Никодем, после ухода лидийца, велел поднять все якоря и держаться на одном носовом. Весла, убранные внутрь, снова выдвинули наполовину из окон, а гребцов, отдыхавших в отдельном помещении, приковали к веслам. Их хорошо кормили, давали мясо, рыбу, вино, но они должны были спать, сидя на скамьях, и быть готовыми в любой момент начать работу. Палубной прислуге роздали метательное оружие, а на носу и на корме поставили снаряды, выбрасывавшие густые пучки стрел и копий.

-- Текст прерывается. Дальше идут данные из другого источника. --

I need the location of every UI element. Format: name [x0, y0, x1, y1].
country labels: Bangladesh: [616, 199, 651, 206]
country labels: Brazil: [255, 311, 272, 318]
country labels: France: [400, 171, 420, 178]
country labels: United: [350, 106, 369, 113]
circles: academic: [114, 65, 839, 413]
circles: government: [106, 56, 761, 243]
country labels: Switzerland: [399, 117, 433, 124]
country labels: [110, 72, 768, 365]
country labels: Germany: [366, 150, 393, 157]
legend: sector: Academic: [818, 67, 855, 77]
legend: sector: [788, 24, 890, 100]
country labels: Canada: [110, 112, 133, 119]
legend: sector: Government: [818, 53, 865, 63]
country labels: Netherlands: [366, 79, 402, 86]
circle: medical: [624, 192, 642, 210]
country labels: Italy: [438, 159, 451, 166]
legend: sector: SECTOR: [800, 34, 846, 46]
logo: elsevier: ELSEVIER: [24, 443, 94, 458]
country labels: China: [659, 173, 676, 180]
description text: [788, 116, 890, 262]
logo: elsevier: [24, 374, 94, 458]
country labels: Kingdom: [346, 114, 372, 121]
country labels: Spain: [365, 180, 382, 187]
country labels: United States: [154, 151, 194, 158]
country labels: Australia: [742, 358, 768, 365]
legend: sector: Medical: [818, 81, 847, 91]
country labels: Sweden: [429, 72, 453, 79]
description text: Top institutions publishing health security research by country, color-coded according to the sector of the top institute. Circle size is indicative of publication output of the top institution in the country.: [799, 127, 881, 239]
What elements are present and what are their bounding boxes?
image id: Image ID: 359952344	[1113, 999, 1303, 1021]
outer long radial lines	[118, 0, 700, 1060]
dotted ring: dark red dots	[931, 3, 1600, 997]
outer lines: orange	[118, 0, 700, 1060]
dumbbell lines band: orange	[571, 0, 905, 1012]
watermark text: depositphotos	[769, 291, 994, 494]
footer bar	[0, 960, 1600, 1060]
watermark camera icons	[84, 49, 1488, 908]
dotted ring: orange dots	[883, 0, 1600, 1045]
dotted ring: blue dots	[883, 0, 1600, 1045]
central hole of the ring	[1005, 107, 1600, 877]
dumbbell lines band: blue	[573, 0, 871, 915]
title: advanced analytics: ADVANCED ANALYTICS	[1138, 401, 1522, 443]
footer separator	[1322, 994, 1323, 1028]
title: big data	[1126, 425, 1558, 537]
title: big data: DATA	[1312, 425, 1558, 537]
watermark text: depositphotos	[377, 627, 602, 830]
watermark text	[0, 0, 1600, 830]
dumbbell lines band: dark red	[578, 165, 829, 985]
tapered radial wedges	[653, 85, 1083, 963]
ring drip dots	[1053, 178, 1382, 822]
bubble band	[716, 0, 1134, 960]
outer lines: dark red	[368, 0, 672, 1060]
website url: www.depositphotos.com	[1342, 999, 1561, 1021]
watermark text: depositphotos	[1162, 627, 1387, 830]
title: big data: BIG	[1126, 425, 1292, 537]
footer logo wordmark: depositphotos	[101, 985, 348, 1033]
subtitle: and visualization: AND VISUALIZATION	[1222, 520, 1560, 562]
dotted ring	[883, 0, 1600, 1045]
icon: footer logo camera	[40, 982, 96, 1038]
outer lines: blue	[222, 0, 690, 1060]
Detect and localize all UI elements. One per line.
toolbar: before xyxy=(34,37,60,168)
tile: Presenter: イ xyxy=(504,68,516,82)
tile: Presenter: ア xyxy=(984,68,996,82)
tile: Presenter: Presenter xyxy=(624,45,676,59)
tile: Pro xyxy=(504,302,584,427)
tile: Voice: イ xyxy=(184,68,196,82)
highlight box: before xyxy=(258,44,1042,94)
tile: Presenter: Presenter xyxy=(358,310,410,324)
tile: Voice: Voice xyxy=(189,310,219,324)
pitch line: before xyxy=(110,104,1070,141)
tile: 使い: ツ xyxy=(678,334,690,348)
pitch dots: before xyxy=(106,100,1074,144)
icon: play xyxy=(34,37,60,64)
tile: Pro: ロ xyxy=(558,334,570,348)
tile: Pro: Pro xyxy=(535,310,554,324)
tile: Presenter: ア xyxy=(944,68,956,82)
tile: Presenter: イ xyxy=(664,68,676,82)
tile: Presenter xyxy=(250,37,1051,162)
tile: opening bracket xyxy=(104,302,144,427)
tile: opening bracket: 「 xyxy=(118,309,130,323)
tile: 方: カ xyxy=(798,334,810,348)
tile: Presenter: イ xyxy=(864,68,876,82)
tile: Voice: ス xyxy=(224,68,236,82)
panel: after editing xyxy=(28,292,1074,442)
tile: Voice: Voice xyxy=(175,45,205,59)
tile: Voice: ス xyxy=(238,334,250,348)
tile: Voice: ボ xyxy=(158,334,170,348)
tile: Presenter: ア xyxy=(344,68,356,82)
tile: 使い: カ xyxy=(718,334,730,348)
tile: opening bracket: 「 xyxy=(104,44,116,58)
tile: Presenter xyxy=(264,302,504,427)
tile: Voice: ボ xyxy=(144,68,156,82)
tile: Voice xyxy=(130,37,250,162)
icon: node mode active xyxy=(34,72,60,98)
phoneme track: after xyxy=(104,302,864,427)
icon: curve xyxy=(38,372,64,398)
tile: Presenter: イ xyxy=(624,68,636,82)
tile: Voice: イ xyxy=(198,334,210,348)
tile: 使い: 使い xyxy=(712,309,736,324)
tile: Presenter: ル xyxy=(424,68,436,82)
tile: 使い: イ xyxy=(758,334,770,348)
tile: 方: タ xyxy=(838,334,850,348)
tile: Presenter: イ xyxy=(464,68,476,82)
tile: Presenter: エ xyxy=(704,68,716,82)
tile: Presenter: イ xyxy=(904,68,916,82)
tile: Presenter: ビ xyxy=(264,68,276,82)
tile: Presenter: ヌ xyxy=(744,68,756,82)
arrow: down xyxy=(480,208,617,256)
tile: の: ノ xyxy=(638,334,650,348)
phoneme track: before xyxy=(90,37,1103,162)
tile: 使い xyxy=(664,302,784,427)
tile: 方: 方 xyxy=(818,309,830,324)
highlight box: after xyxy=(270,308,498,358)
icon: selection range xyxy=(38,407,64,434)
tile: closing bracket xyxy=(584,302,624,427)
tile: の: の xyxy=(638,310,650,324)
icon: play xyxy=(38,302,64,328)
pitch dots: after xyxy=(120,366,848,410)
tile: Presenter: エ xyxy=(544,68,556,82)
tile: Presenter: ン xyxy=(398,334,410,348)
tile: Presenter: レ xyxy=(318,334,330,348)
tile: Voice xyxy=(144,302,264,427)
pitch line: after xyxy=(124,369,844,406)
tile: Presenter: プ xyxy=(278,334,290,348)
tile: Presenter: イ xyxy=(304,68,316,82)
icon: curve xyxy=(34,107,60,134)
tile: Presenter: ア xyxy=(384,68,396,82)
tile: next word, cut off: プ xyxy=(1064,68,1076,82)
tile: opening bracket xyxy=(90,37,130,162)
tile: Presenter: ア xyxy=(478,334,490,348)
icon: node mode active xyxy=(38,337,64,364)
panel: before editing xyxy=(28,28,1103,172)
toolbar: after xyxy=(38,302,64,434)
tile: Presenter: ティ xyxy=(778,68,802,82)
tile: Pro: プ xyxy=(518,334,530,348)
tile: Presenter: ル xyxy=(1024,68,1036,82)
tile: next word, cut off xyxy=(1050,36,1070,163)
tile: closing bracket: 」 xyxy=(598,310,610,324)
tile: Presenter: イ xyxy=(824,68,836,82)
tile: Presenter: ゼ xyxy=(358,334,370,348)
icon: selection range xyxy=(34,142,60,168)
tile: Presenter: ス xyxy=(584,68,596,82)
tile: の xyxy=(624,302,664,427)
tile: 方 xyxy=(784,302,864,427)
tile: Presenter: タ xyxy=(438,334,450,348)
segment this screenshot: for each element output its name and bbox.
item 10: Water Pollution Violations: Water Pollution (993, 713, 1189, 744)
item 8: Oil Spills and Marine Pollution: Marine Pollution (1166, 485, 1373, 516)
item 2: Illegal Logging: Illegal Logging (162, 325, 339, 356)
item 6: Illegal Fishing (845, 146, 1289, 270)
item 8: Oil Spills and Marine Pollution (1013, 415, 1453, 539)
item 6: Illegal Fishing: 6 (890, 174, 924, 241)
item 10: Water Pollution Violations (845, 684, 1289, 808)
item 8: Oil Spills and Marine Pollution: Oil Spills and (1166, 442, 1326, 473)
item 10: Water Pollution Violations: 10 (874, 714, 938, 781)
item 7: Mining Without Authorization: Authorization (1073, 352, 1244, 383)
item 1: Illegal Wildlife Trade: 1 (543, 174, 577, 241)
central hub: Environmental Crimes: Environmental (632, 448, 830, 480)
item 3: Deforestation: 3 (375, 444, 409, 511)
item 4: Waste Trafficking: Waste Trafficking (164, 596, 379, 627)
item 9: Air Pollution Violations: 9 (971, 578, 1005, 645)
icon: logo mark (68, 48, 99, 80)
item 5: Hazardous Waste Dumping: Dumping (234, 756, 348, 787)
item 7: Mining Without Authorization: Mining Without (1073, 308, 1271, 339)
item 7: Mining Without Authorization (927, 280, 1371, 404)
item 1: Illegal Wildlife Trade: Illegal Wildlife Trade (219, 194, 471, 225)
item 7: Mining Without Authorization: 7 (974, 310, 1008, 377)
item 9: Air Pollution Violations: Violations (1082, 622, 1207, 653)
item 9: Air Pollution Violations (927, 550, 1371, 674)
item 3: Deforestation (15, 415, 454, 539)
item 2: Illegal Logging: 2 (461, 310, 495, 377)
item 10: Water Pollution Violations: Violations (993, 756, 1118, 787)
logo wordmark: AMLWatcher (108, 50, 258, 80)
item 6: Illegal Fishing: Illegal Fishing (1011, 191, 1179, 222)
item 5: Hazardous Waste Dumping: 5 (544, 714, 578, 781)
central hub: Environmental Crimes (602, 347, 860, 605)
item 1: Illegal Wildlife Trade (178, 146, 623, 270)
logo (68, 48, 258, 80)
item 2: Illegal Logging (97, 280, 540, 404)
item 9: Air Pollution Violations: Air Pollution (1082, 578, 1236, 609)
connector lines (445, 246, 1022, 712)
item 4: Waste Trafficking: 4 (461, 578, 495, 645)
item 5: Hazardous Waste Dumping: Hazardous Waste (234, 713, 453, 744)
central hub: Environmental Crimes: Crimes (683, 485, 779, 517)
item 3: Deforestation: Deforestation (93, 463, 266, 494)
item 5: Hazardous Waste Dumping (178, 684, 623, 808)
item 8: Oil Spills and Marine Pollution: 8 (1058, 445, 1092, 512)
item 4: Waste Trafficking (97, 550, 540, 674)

Однажды Ардис, едва успев вскочить на палубу, стал, захлебываясь, рассказывать о царской трубе, привезенной на азиатский берег и поставленной у входа на мост. Это — золотое чудовище, тридцати локтей в длину. В ее отверстие в виде разверстой пасти льва проходила колесница, запряженная четверкой. Гладко отполированные недра загорались от малейшего луча темным пламенем. На одном ее боку изображалось взятие царем Вавилона, на другом — убийство Лжесмердиса. Трубил в нее один человек, но звук, вылетавший из львиной пасти, сотрясал горы и повергал на землю людей. Прибытие трубы означало приближение дня переправы войск. О том же свидетельствовало воздвижение на фракийском берегу у входа на мост двух каменных стэлл, изрезанных греческими и ассирийскими письменами с описанием события, в честь которого воздвигнут мост, а также с обозначением имен царя и строителя моста Мандрокла. На мосту, возле перил, поставили высокий постамент для Ариарамна, назначенного следить за переправой. Другой, против него, предназначался для Мандрокла.
И день настал.
Как только вершины фракийских скал вспыхнули красным светом, раздался громоподобный рев царской трубы, отчего рабы в триэрах подняли плач, а ионийские кони, сорвавшись с привязи, побежали по берегу. Когда кончился ее сокрушительный гром, десять пар белых волов, запряженных в платформу, на которой она стояла, тронулись. На азиатском берегу показались голубые ряды одежд, вышитых золотом. Это шли пятнадцать тысяч бессмертных с блестящими обручами на головах. Они выходили, подобно сверкающей чешуе дракона — за голубыми шли зеленые, за зелеными — розовые. Босфор звенел от ликующих возгласов. Вступая на фракийский берег, бессмертные горстями хватали землю и клали себе за пазуху. После них на мост вступила раззолоченная толпа, а над нею, утопая в сугробах белых опахал, горой вздымался балдахин, покрывавший шестерку коней, запряженных в колесницу. Там, высоко, с копьем в руке сидел царь, но из-за множества знамен и опахал его едва можно было видеть. Рабам, глазевшим в узкие окна триэр, казалось, что по мосту движется храм с суровым божеством внутри. За ним шла колесница с вечным огнем и обоз, заключавший двенадцать тысяч коровьих кож с записанной на них священной Авестой. Потом опять разноцветные ряды бессмертных. Когда потянулись клетки на скрипучих повозках, по Босфору прокатился гул страха и восхищения — за железными прутьями вздымались могучие спины и морды зверей. Ни один царь не возил в поход такого количества львов. Везли бочки с водой из Заба, потому что другой воды персидские цари не пили; амфоры с солью из рудников Аммониума, потому что другой соли они не вкушали; колесницы с царским вооружением, одеждою, утварью и припасами, клетки с птицами и обезьянами. Потом везли живых серн и кабанов для царской кухни, вина, плоды, благовония, масла для натираний. Последними шли повозки с наложницами царя.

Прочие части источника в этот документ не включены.